Our objective was to determine the maximum tolerated dose (MTD) of two administration sequences of docetaxel and gemcitabine in cancer patients, and to describe the pharmacokinetics of both drugs. Patients were treated in a 4-weekly schedule at two dose levels: gemcitabine 800 mg/m2 on days 1, 8 and 15, and docetaxel 85 or 100 mg/m2 on day 15 (levels I and II). The protocol was amended to a 3-weekly schedule, testing gemcitabine 800 or 1000 mg/m2 on days 1 and 8, with docetaxel 85 mg/m2 on day 8 given initially (dose levels IIIa and IV). At the recommended dose, an extra cohort of patients initially received gemcitabine (dose level IIIb). Eleven patients were treated with the 4-week schedule; 29% of cycles were delayed predominantly because of hematological toxicity.

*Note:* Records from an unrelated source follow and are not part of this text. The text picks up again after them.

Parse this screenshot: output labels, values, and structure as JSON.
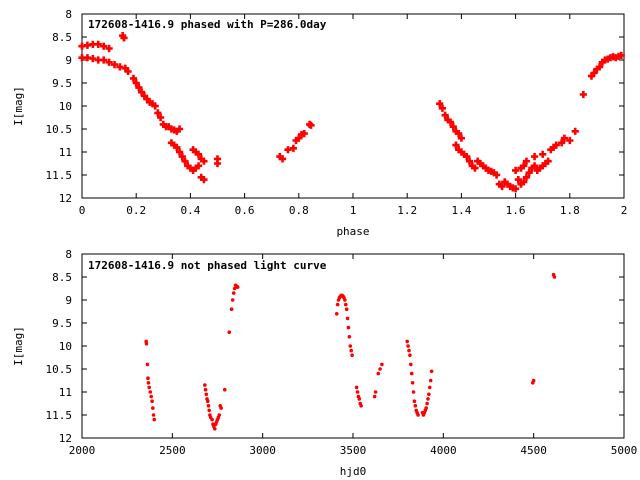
{
  "chart_data": [
    {
      "type": "scatter",
      "title": "172608-1416.9 phased with P=286.0day",
      "xlabel": "phase",
      "ylabel": "I[mag]",
      "xlim": [
        0,
        2
      ],
      "ylim": [
        8,
        12
      ],
      "y_inverted": true,
      "grid": false,
      "marker": "star",
      "color": "#ff0000",
      "x_ticks": [
        "0",
        "0.2",
        "0.4",
        "0.6",
        "0.8",
        "1",
        "1.2",
        "1.4",
        "1.6",
        "1.8",
        "2"
      ],
      "y_ticks": [
        "8",
        "8.5",
        "9",
        "9.5",
        "10",
        "10.5",
        "11",
        "11.5",
        "12"
      ],
      "points": [
        [
          0.0,
          8.7
        ],
        [
          0.02,
          8.68
        ],
        [
          0.04,
          8.66
        ],
        [
          0.06,
          8.66
        ],
        [
          0.08,
          8.7
        ],
        [
          0.1,
          8.75
        ],
        [
          0.0,
          8.95
        ],
        [
          0.02,
          8.95
        ],
        [
          0.04,
          8.97
        ],
        [
          0.06,
          9.0
        ],
        [
          0.08,
          9.0
        ],
        [
          0.1,
          9.05
        ],
        [
          0.12,
          9.1
        ],
        [
          0.14,
          9.15
        ],
        [
          0.16,
          9.18
        ],
        [
          0.17,
          9.25
        ],
        [
          0.15,
          8.47
        ],
        [
          0.155,
          8.52
        ],
        [
          0.19,
          9.4
        ],
        [
          0.2,
          9.5
        ],
        [
          0.21,
          9.6
        ],
        [
          0.22,
          9.7
        ],
        [
          0.23,
          9.78
        ],
        [
          0.24,
          9.85
        ],
        [
          0.25,
          9.92
        ],
        [
          0.26,
          9.95
        ],
        [
          0.27,
          10.0
        ],
        [
          0.28,
          10.15
        ],
        [
          0.29,
          10.25
        ],
        [
          0.3,
          10.4
        ],
        [
          0.31,
          10.45
        ],
        [
          0.32,
          10.45
        ],
        [
          0.33,
          10.5
        ],
        [
          0.34,
          10.52
        ],
        [
          0.35,
          10.55
        ],
        [
          0.36,
          10.5
        ],
        [
          0.33,
          10.8
        ],
        [
          0.34,
          10.85
        ],
        [
          0.35,
          10.9
        ],
        [
          0.36,
          11.0
        ],
        [
          0.37,
          11.1
        ],
        [
          0.38,
          11.2
        ],
        [
          0.39,
          11.3
        ],
        [
          0.4,
          11.35
        ],
        [
          0.41,
          11.4
        ],
        [
          0.42,
          11.35
        ],
        [
          0.43,
          11.3
        ],
        [
          0.41,
          10.95
        ],
        [
          0.42,
          11.0
        ],
        [
          0.43,
          11.05
        ],
        [
          0.44,
          11.15
        ],
        [
          0.45,
          11.2
        ],
        [
          0.44,
          11.55
        ],
        [
          0.45,
          11.6
        ],
        [
          0.5,
          11.15
        ],
        [
          0.5,
          11.25
        ],
        [
          0.73,
          11.1
        ],
        [
          0.74,
          11.15
        ],
        [
          0.76,
          10.95
        ],
        [
          0.78,
          10.92
        ],
        [
          0.79,
          10.75
        ],
        [
          0.8,
          10.7
        ],
        [
          0.81,
          10.62
        ],
        [
          0.82,
          10.6
        ],
        [
          0.84,
          10.4
        ],
        [
          0.845,
          10.42
        ],
        [
          1.32,
          9.95
        ],
        [
          1.33,
          10.05
        ],
        [
          1.34,
          10.2
        ],
        [
          1.35,
          10.3
        ],
        [
          1.36,
          10.35
        ],
        [
          1.37,
          10.45
        ],
        [
          1.38,
          10.55
        ],
        [
          1.39,
          10.6
        ],
        [
          1.4,
          10.7
        ],
        [
          1.38,
          10.85
        ],
        [
          1.39,
          10.95
        ],
        [
          1.4,
          11.0
        ],
        [
          1.41,
          11.05
        ],
        [
          1.42,
          11.1
        ],
        [
          1.43,
          11.2
        ],
        [
          1.44,
          11.3
        ],
        [
          1.45,
          11.35
        ],
        [
          1.46,
          11.2
        ],
        [
          1.47,
          11.25
        ],
        [
          1.48,
          11.3
        ],
        [
          1.49,
          11.35
        ],
        [
          1.5,
          11.4
        ],
        [
          1.51,
          11.42
        ],
        [
          1.52,
          11.45
        ],
        [
          1.53,
          11.5
        ],
        [
          1.54,
          11.7
        ],
        [
          1.55,
          11.75
        ],
        [
          1.56,
          11.65
        ],
        [
          1.57,
          11.7
        ],
        [
          1.58,
          11.75
        ],
        [
          1.59,
          11.78
        ],
        [
          1.6,
          11.8
        ],
        [
          1.61,
          11.6
        ],
        [
          1.62,
          11.7
        ],
        [
          1.63,
          11.65
        ],
        [
          1.64,
          11.55
        ],
        [
          1.65,
          11.45
        ],
        [
          1.6,
          11.4
        ],
        [
          1.62,
          11.35
        ],
        [
          1.63,
          11.3
        ],
        [
          1.64,
          11.2
        ],
        [
          1.66,
          11.35
        ],
        [
          1.67,
          11.3
        ],
        [
          1.68,
          11.4
        ],
        [
          1.69,
          11.35
        ],
        [
          1.7,
          11.3
        ],
        [
          1.71,
          11.25
        ],
        [
          1.72,
          11.2
        ],
        [
          1.67,
          11.1
        ],
        [
          1.7,
          11.05
        ],
        [
          1.73,
          10.95
        ],
        [
          1.74,
          10.9
        ],
        [
          1.75,
          10.85
        ],
        [
          1.77,
          10.8
        ],
        [
          1.78,
          10.7
        ],
        [
          1.8,
          10.75
        ],
        [
          1.82,
          10.55
        ],
        [
          1.85,
          9.75
        ],
        [
          1.88,
          9.35
        ],
        [
          1.89,
          9.28
        ],
        [
          1.9,
          9.2
        ],
        [
          1.91,
          9.15
        ],
        [
          1.92,
          9.05
        ],
        [
          1.93,
          9.0
        ],
        [
          1.94,
          8.98
        ],
        [
          1.95,
          8.95
        ],
        [
          1.96,
          8.93
        ],
        [
          1.97,
          8.95
        ],
        [
          1.98,
          8.92
        ],
        [
          1.99,
          8.9
        ]
      ]
    },
    {
      "type": "scatter",
      "title": "172608-1416.9 not phased light curve",
      "xlabel": "hjd0",
      "ylabel": "I[mag]",
      "xlim": [
        2000,
        5000
      ],
      "ylim": [
        8,
        12
      ],
      "y_inverted": true,
      "grid": false,
      "marker": "dot",
      "color": "#ff0000",
      "x_ticks": [
        "2000",
        "2500",
        "3000",
        "3500",
        "4000",
        "4500",
        "5000"
      ],
      "y_ticks": [
        "8",
        "8.5",
        "9",
        "9.5",
        "10",
        "10.5",
        "11",
        "11.5",
        "12"
      ],
      "points": [
        [
          2355,
          9.9
        ],
        [
          2357,
          9.95
        ],
        [
          2362,
          10.4
        ],
        [
          2365,
          10.7
        ],
        [
          2368,
          10.8
        ],
        [
          2372,
          10.9
        ],
        [
          2378,
          11.0
        ],
        [
          2383,
          11.1
        ],
        [
          2388,
          11.2
        ],
        [
          2392,
          11.35
        ],
        [
          2396,
          11.5
        ],
        [
          2400,
          11.6
        ],
        [
          2680,
          10.85
        ],
        [
          2684,
          10.95
        ],
        [
          2688,
          11.05
        ],
        [
          2692,
          11.15
        ],
        [
          2696,
          11.2
        ],
        [
          2700,
          11.3
        ],
        [
          2704,
          11.4
        ],
        [
          2708,
          11.5
        ],
        [
          2712,
          11.55
        ],
        [
          2720,
          11.6
        ],
        [
          2725,
          11.7
        ],
        [
          2730,
          11.75
        ],
        [
          2735,
          11.8
        ],
        [
          2740,
          11.7
        ],
        [
          2745,
          11.65
        ],
        [
          2750,
          11.6
        ],
        [
          2755,
          11.55
        ],
        [
          2760,
          11.5
        ],
        [
          2765,
          11.3
        ],
        [
          2770,
          11.35
        ],
        [
          2790,
          10.95
        ],
        [
          2815,
          9.7
        ],
        [
          2828,
          9.2
        ],
        [
          2834,
          9.0
        ],
        [
          2840,
          8.85
        ],
        [
          2845,
          8.75
        ],
        [
          2850,
          8.68
        ],
        [
          2856,
          8.7
        ],
        [
          2862,
          8.72
        ],
        [
          3410,
          9.3
        ],
        [
          3415,
          9.1
        ],
        [
          3420,
          9.0
        ],
        [
          3425,
          8.95
        ],
        [
          3430,
          8.92
        ],
        [
          3435,
          8.9
        ],
        [
          3440,
          8.9
        ],
        [
          3445,
          8.92
        ],
        [
          3450,
          8.95
        ],
        [
          3455,
          9.0
        ],
        [
          3460,
          9.1
        ],
        [
          3465,
          9.2
        ],
        [
          3470,
          9.4
        ],
        [
          3475,
          9.6
        ],
        [
          3480,
          9.8
        ],
        [
          3485,
          10.0
        ],
        [
          3490,
          10.1
        ],
        [
          3495,
          10.2
        ],
        [
          3520,
          10.9
        ],
        [
          3525,
          11.0
        ],
        [
          3530,
          11.1
        ],
        [
          3535,
          11.15
        ],
        [
          3540,
          11.25
        ],
        [
          3545,
          11.3
        ],
        [
          3620,
          11.1
        ],
        [
          3625,
          11.0
        ],
        [
          3640,
          10.6
        ],
        [
          3650,
          10.5
        ],
        [
          3660,
          10.4
        ],
        [
          3800,
          9.9
        ],
        [
          3805,
          10.0
        ],
        [
          3810,
          10.1
        ],
        [
          3815,
          10.2
        ],
        [
          3820,
          10.4
        ],
        [
          3825,
          10.6
        ],
        [
          3830,
          10.8
        ],
        [
          3835,
          11.0
        ],
        [
          3840,
          11.2
        ],
        [
          3845,
          11.3
        ],
        [
          3850,
          11.4
        ],
        [
          3855,
          11.45
        ],
        [
          3860,
          11.5
        ],
        [
          3885,
          11.45
        ],
        [
          3890,
          11.5
        ],
        [
          3895,
          11.45
        ],
        [
          3900,
          11.4
        ],
        [
          3905,
          11.35
        ],
        [
          3910,
          11.25
        ],
        [
          3915,
          11.15
        ],
        [
          3920,
          11.05
        ],
        [
          3925,
          10.9
        ],
        [
          3930,
          10.75
        ],
        [
          3935,
          10.55
        ],
        [
          4495,
          10.8
        ],
        [
          4500,
          10.75
        ],
        [
          4610,
          8.45
        ],
        [
          4615,
          8.5
        ]
      ]
    }
  ]
}
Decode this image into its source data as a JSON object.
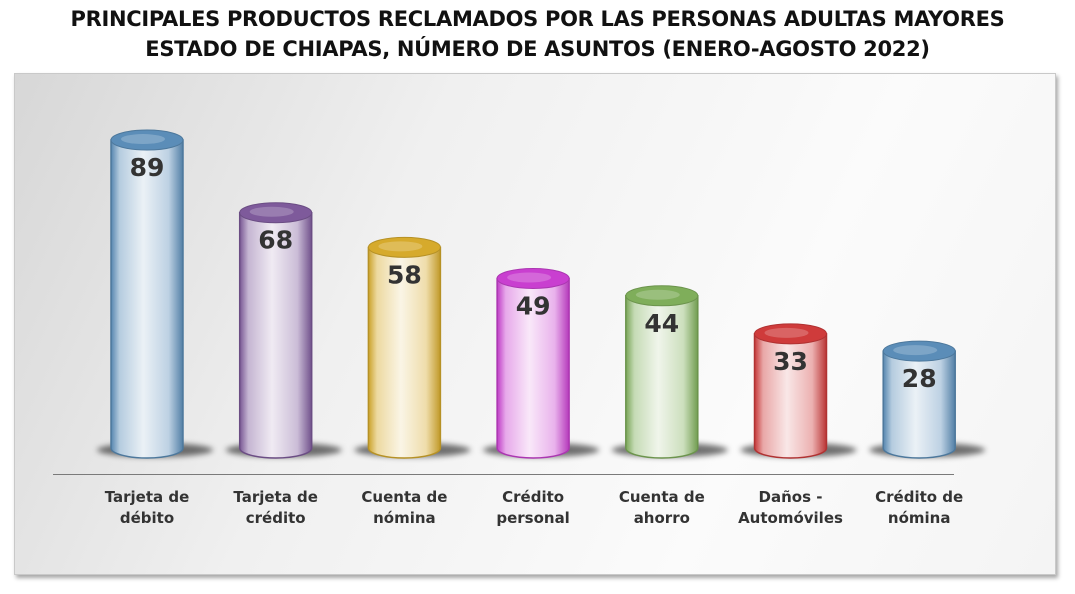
{
  "title_line1": "PRINCIPALES PRODUCTOS RECLAMADOS POR LAS PERSONAS ADULTAS MAYORES",
  "title_line2": "ESTADO DE CHIAPAS, NÚMERO DE ASUNTOS (ENERO-AGOSTO 2022)",
  "chart_data": {
    "type": "bar",
    "title": "PRINCIPALES PRODUCTOS RECLAMADOS POR LAS PERSONAS ADULTAS MAYORES ESTADO DE CHIAPAS, NÚMERO DE ASUNTOS (ENERO-AGOSTO 2022)",
    "categories": [
      [
        "Tarjeta de",
        "débito"
      ],
      [
        "Tarjeta de",
        "crédito"
      ],
      [
        "Cuenta de",
        "nómina"
      ],
      [
        "Crédito",
        "personal"
      ],
      [
        "Cuenta de",
        "ahorro"
      ],
      [
        "Daños -",
        "Automóviles"
      ],
      [
        "Crédito de",
        "nómina"
      ]
    ],
    "values": [
      89,
      68,
      58,
      49,
      44,
      33,
      28
    ],
    "colors": [
      "#5b8db8",
      "#7e5a9b",
      "#d6aa2c",
      "#c93fd0",
      "#7fae5a",
      "#cf3b3b",
      "#5b8db8"
    ],
    "ylim": [
      0,
      100
    ],
    "xlabel": "",
    "ylabel": "",
    "grid": false,
    "legend": "none"
  }
}
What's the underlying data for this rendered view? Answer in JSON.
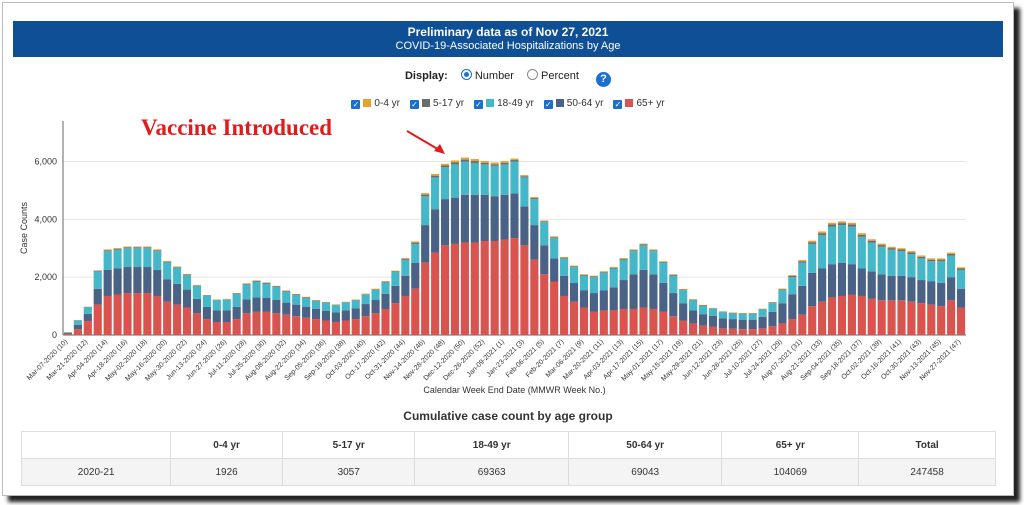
{
  "header": {
    "title": "Preliminary data as of Nov 27, 2021",
    "subtitle": "COVID-19-Associated Hospitalizations by Age"
  },
  "display": {
    "label": "Display:",
    "option_number": "Number",
    "option_percent": "Percent",
    "selected": "Number"
  },
  "annotation": "Vaccine Introduced",
  "chart_data": {
    "type": "bar",
    "stacked": true,
    "ylabel": "Case Counts",
    "xlabel": "Calendar Week End Date (MMWR Week No.)",
    "ylim": [
      0,
      7400
    ],
    "yticks": [
      "0",
      "2,000",
      "4,000",
      "6,000"
    ],
    "yticks_values": [
      0,
      2000,
      4000,
      6000
    ],
    "grid": true,
    "legend_position": "top",
    "xticks": [
      {
        "i": 0,
        "label": "Mar-07-2020 (10)"
      },
      {
        "i": 2,
        "label": "Mar-21-2020 (12)"
      },
      {
        "i": 4,
        "label": "Apr-04-2020 (14)"
      },
      {
        "i": 6,
        "label": "Apr-18-2020 (16)"
      },
      {
        "i": 8,
        "label": "May-02-2020 (18)"
      },
      {
        "i": 10,
        "label": "May-16-2020 (20)"
      },
      {
        "i": 12,
        "label": "May-30-2020 (22)"
      },
      {
        "i": 14,
        "label": "Jun-13-2020 (24)"
      },
      {
        "i": 16,
        "label": "Jun-27-2020 (26)"
      },
      {
        "i": 18,
        "label": "Jul-11-2020 (28)"
      },
      {
        "i": 20,
        "label": "Jul-25-2020 (30)"
      },
      {
        "i": 22,
        "label": "Aug-08-2020 (32)"
      },
      {
        "i": 24,
        "label": "Aug-22-2020 (34)"
      },
      {
        "i": 26,
        "label": "Sep-05-2020 (36)"
      },
      {
        "i": 28,
        "label": "Sep-19-2020 (38)"
      },
      {
        "i": 30,
        "label": "Oct-03-2020 (40)"
      },
      {
        "i": 32,
        "label": "Oct-17-2020 (42)"
      },
      {
        "i": 34,
        "label": "Oct-31-2020 (44)"
      },
      {
        "i": 36,
        "label": "Nov-14-2020 (46)"
      },
      {
        "i": 38,
        "label": "Nov-28-2020 (48)"
      },
      {
        "i": 40,
        "label": "Dec-12-2020 (50)"
      },
      {
        "i": 42,
        "label": "Dec-26-2020 (52)"
      },
      {
        "i": 44,
        "label": "Jan-09-2021 (1)"
      },
      {
        "i": 46,
        "label": "Jan-23-2021 (3)"
      },
      {
        "i": 48,
        "label": "Feb-06-2021 (5)"
      },
      {
        "i": 50,
        "label": "Feb-20-2021 (7)"
      },
      {
        "i": 52,
        "label": "Mar-06-2021 (9)"
      },
      {
        "i": 54,
        "label": "Mar-20-2021 (11)"
      },
      {
        "i": 56,
        "label": "Apr-03-2021 (13)"
      },
      {
        "i": 58,
        "label": "Apr-17-2021 (15)"
      },
      {
        "i": 60,
        "label": "May-01-2021 (17)"
      },
      {
        "i": 62,
        "label": "May-15-2021 (19)"
      },
      {
        "i": 64,
        "label": "May-29-2021 (21)"
      },
      {
        "i": 66,
        "label": "Jun-12-2021 (23)"
      },
      {
        "i": 68,
        "label": "Jun-26-2021 (25)"
      },
      {
        "i": 70,
        "label": "Jul-10-2021 (27)"
      },
      {
        "i": 72,
        "label": "Jul-24-2021 (29)"
      },
      {
        "i": 74,
        "label": "Aug-07-2021 (31)"
      },
      {
        "i": 76,
        "label": "Aug-21-2021 (33)"
      },
      {
        "i": 78,
        "label": "Sep-04-2021 (35)"
      },
      {
        "i": 80,
        "label": "Sep-18-2021 (37)"
      },
      {
        "i": 82,
        "label": "Oct-02-2021 (39)"
      },
      {
        "i": 84,
        "label": "Oct-16-2021 (41)"
      },
      {
        "i": 86,
        "label": "Oct-30-2021 (43)"
      },
      {
        "i": 88,
        "label": "Nov-13-2021 (45)"
      },
      {
        "i": 90,
        "label": "Nov-27-2021 (47)"
      }
    ],
    "series": [
      {
        "name": "0-4 yr",
        "color": "#e6a12f",
        "values": [
          5,
          10,
          10,
          20,
          30,
          30,
          30,
          30,
          30,
          30,
          25,
          25,
          20,
          15,
          15,
          15,
          15,
          15,
          20,
          20,
          20,
          20,
          20,
          20,
          20,
          15,
          15,
          15,
          15,
          15,
          20,
          20,
          20,
          25,
          30,
          40,
          50,
          60,
          60,
          70,
          70,
          70,
          60,
          60,
          60,
          50,
          40,
          35,
          30,
          30,
          25,
          25,
          25,
          25,
          30,
          30,
          30,
          30,
          30,
          30,
          25,
          25,
          20,
          20,
          20,
          15,
          15,
          15,
          15,
          15,
          15,
          20,
          25,
          30,
          40,
          50,
          60,
          60,
          60,
          60,
          55,
          50,
          50,
          45,
          45,
          45,
          45,
          45,
          45,
          45,
          40
        ]
      },
      {
        "name": "5-17 yr",
        "color": "#6b6b6b",
        "values": [
          5,
          10,
          10,
          20,
          30,
          30,
          30,
          30,
          30,
          30,
          25,
          25,
          20,
          15,
          15,
          15,
          15,
          15,
          20,
          20,
          20,
          20,
          20,
          20,
          20,
          15,
          15,
          15,
          15,
          15,
          20,
          20,
          25,
          30,
          35,
          45,
          55,
          60,
          60,
          65,
          65,
          65,
          55,
          55,
          55,
          50,
          40,
          35,
          30,
          30,
          25,
          25,
          25,
          25,
          25,
          25,
          30,
          30,
          30,
          30,
          25,
          25,
          20,
          20,
          20,
          15,
          15,
          15,
          15,
          15,
          15,
          20,
          30,
          40,
          50,
          60,
          70,
          70,
          70,
          70,
          65,
          60,
          60,
          55,
          55,
          55,
          55,
          55,
          55,
          55,
          50
        ]
      },
      {
        "name": "18-49 yr",
        "color": "#44b7c9",
        "values": [
          20,
          150,
          230,
          600,
          650,
          650,
          650,
          650,
          650,
          650,
          580,
          550,
          500,
          450,
          380,
          350,
          370,
          450,
          520,
          550,
          500,
          450,
          380,
          330,
          300,
          270,
          270,
          250,
          270,
          280,
          320,
          350,
          400,
          470,
          550,
          650,
          1000,
          1100,
          1100,
          1150,
          1150,
          1100,
          1050,
          1050,
          1050,
          1100,
          1000,
          900,
          800,
          700,
          600,
          550,
          500,
          550,
          600,
          650,
          700,
          800,
          850,
          800,
          700,
          600,
          450,
          350,
          280,
          250,
          210,
          200,
          200,
          200,
          250,
          300,
          450,
          600,
          800,
          1000,
          1150,
          1300,
          1300,
          1300,
          1100,
          1000,
          950,
          900,
          850,
          800,
          750,
          700,
          750,
          750,
          650
        ]
      },
      {
        "name": "50-64 yr",
        "color": "#4a6286",
        "values": [
          20,
          150,
          250,
          550,
          900,
          900,
          900,
          900,
          900,
          900,
          780,
          720,
          620,
          500,
          420,
          400,
          400,
          420,
          480,
          500,
          480,
          460,
          420,
          400,
          380,
          360,
          340,
          330,
          350,
          370,
          420,
          460,
          520,
          600,
          700,
          900,
          1300,
          1500,
          1600,
          1600,
          1650,
          1650,
          1600,
          1550,
          1550,
          1550,
          1350,
          1200,
          1000,
          800,
          700,
          650,
          600,
          650,
          700,
          800,
          1000,
          1200,
          1300,
          1200,
          1000,
          800,
          600,
          450,
          400,
          380,
          350,
          330,
          330,
          330,
          400,
          500,
          700,
          850,
          1000,
          1150,
          1150,
          1150,
          1150,
          1050,
          950,
          950,
          900,
          850,
          850,
          850,
          800,
          800,
          800,
          800,
          650
        ]
      },
      {
        "name": "65+ yr",
        "color": "#d9534f",
        "values": [
          50,
          200,
          480,
          1050,
          1350,
          1400,
          1450,
          1450,
          1450,
          1350,
          1150,
          1050,
          950,
          750,
          550,
          450,
          450,
          550,
          750,
          800,
          800,
          750,
          700,
          650,
          600,
          550,
          500,
          450,
          500,
          550,
          650,
          750,
          900,
          1100,
          1350,
          1600,
          2500,
          2850,
          3100,
          3150,
          3200,
          3200,
          3250,
          3250,
          3300,
          3350,
          3100,
          2600,
          2100,
          1850,
          1350,
          1150,
          950,
          800,
          850,
          850,
          900,
          900,
          950,
          900,
          800,
          650,
          500,
          400,
          320,
          280,
          230,
          220,
          200,
          200,
          230,
          300,
          400,
          550,
          700,
          1000,
          1150,
          1300,
          1350,
          1400,
          1350,
          1250,
          1200,
          1200,
          1200,
          1150,
          1100,
          1050,
          1000,
          1200,
          950
        ]
      }
    ]
  },
  "table": {
    "title": "Cumulative case count by age group",
    "headers": [
      "",
      "0-4 yr",
      "5-17 yr",
      "18-49 yr",
      "50-64 yr",
      "65+ yr",
      "Total"
    ],
    "row": [
      "2020-21",
      "1926",
      "3057",
      "69363",
      "69043",
      "104069",
      "247458"
    ]
  }
}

Four patients developed dose-limiting toxicities (DLTs), predominantly hematological. In the 3-week schedule, 14 patients were treated. At level IV, three of four patients developed DLTs, defining the MTD. With the reverse sequence, three patients received a total of 10 cycles. Overall, nine partial remissions were observed. We conclude the recommended dose for phase II studies is gemcitabine 800 mg/m2 on days 1 and 8, combined with docetaxel 85 mg/m2 on day 8, on a 3-weekly schedule. Gemcitabine distribution is significantly altered upon docetaxel administration.